The condition of the replevin bond contains the statutory clause to “ pay all costs and damages occasioned by wrongfully suing out ” the replevin writ, and under that clause attorney’s fees for defeating the replevin suit may be recovered. Siegel v. Hanchett, 33 Ill. App. 634.

The instruction to the extent of such fees was correct, but there is no authority for the proposition as to attorney’s fees in the suit on the bond, and under the doctrine of this State denying the right to recover attorney’s fees, it is not sustainable in principle.

Except where the statute permits the recovery of attorney’s or solicitor’s fees they are not allowable in this State, either as costs or damages, at law or in equity, unless by virtue of contract stipulation.

But it is urged that the statute concerning the awarding of damages upon a replevin bond is analogous to that concerning the allowance of damages upon the dissolution of an injunction, where they are assessed in the same suit, and therefore it is proper to include in the judgment in a suit upon a replevin bond the attorney’s fees in that suit.

Formerly a court of chancery had no power to award damages in matters of injunction, and now has the power only by virtue of the statute in cases where the injunction is dissolved. The failure to maintain the injunction in the one case, and to successfully prosecute the replevin suit in the other, is all the analogy that exists, and in both such cases attorney’s fees are allowable as a part of the damages.

But in the suit in which an injunction is improperly granted no attorney’s fees for trying the main case are allowable, nor can they be allowed for services in the suit upqn the replevin bond.

An action at law is based upon the state of facts existing when the suit is begun, and claims not then due can not be properly included in the judgment.

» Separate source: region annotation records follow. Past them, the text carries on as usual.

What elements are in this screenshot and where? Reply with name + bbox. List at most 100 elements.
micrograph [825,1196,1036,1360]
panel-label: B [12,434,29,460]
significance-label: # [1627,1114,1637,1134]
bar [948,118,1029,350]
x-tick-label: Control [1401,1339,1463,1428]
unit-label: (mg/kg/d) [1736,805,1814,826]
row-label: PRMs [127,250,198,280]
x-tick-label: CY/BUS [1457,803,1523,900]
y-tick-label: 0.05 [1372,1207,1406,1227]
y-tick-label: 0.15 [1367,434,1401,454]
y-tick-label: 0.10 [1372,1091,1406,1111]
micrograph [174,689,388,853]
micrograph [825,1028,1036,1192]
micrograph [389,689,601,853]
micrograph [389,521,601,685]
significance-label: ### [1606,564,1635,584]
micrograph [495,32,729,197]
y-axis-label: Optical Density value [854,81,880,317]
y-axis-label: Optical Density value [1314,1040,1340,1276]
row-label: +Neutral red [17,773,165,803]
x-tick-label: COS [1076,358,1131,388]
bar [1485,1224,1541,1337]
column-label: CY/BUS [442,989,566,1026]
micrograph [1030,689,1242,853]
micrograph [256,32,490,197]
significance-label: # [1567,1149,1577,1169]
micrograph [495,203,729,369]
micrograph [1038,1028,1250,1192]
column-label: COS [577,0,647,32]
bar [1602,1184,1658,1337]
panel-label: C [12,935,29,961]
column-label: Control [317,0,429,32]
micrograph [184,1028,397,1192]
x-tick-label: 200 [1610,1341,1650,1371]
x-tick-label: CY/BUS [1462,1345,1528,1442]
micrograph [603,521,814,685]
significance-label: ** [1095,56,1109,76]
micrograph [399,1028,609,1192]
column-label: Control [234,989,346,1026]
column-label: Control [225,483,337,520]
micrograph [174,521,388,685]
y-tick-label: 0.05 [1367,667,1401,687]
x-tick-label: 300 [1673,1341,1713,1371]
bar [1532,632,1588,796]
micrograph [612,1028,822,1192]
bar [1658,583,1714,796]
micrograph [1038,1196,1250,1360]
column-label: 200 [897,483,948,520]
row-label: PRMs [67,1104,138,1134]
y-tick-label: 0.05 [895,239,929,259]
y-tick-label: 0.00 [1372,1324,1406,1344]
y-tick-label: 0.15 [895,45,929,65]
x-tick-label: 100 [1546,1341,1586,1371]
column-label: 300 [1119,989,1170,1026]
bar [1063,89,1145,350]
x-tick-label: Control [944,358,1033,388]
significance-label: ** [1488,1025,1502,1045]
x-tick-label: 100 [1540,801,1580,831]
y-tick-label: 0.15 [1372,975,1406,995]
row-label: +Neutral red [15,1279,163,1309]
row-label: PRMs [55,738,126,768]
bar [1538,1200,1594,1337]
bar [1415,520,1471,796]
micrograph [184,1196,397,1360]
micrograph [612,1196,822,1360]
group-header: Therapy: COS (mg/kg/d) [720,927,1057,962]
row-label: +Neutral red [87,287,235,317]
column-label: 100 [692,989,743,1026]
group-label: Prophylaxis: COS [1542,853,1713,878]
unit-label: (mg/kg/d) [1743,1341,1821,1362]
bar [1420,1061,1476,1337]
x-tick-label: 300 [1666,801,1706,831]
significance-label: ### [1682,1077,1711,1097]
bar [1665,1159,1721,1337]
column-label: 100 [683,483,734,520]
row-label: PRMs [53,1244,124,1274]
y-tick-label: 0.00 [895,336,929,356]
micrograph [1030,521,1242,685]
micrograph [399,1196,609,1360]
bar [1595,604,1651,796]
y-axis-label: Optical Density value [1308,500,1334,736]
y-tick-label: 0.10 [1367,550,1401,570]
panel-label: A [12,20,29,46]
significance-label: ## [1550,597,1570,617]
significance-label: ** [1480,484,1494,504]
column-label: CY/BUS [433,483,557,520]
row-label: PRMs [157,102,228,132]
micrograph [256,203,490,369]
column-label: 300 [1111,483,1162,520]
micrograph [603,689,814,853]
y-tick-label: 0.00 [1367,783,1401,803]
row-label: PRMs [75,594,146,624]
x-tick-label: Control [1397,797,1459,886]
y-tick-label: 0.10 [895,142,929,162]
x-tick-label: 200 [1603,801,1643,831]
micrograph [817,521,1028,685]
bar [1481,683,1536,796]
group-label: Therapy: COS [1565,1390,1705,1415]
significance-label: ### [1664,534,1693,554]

When this suit was begun no attorney’s fees in it had been earned, and there could be no recovery for such as might be subsequently earned. Nickerson v. Babcock, 29 Ill. 497; Easter v. Boyd, 79 Ill. 325.

The instruction was plainly erroneous. But appellees suggest that such error does not go to the right of appellees to recover, and may be cured by remittitur, if this court should require it, as a condition of affirming the judgment.

We should not be prepared to say the suggestion is not pertinent, if there were no other substantial error in the record.

It appears that the judgment in the replevin suit was not rendered upon the merits, hence, in this suit upon the bond, the merits of the case were open to inquiry, and in that investigation it was competent for the appellants to show ‘ that Abbie W. "Washburne had bought the property replevied, and paitl for it, and was in possession of it before the justice’s execution was issued or levied.

Without prolonging this opinion to undue length, it is enough to say that it seems to have been the theory of the County Court that because one of the parties from whom Abbie W. Washburne bought the property was her husband, with whom she was living, and the bill of sale was not executed and recorded as required by the statute (Ch. 68, Sec. 9), she took nothing under it as against appellee Gehm, who was a creditor of the firm of which her husband was a partner, and from whom she purchased. Abbie W. Washburne claims to have bought the property of a copartnership firm, composed of her husband and her son, and received a bill of sale therefor. She offered the bill of sale in evidence, but it was rejected.

We regard such ruling as substantial error. Even if the statute does apply so as to make void as to creditors the transfer from the husband to the wife of his interest in the firm property, it clearly has no application to the interest of the other partner, which passed by the bill of sale. There was evidence tending to show that an open and visible change of possession took place under the bill of sale, and the exclusion from the jury of the bill of sale was well calculated to turn the scale against appellants.

If there be any minor errors they are such as will probably be avoided upon another trial. The question of whether the replevied property was tendered back in performance of the condition of the replevin bond, is one of fact, which we do not discuss.

Upon another trial, the bill of sale and what was paid and how paid, and what was done under it by Abbie W. Washburne, should be permitted to be shown. The jury can then pass upon the questions of good faith, etc., in the light of the whole transaction.

For the errors indicated, the judgment of the County Court is reversed and the cause remanded.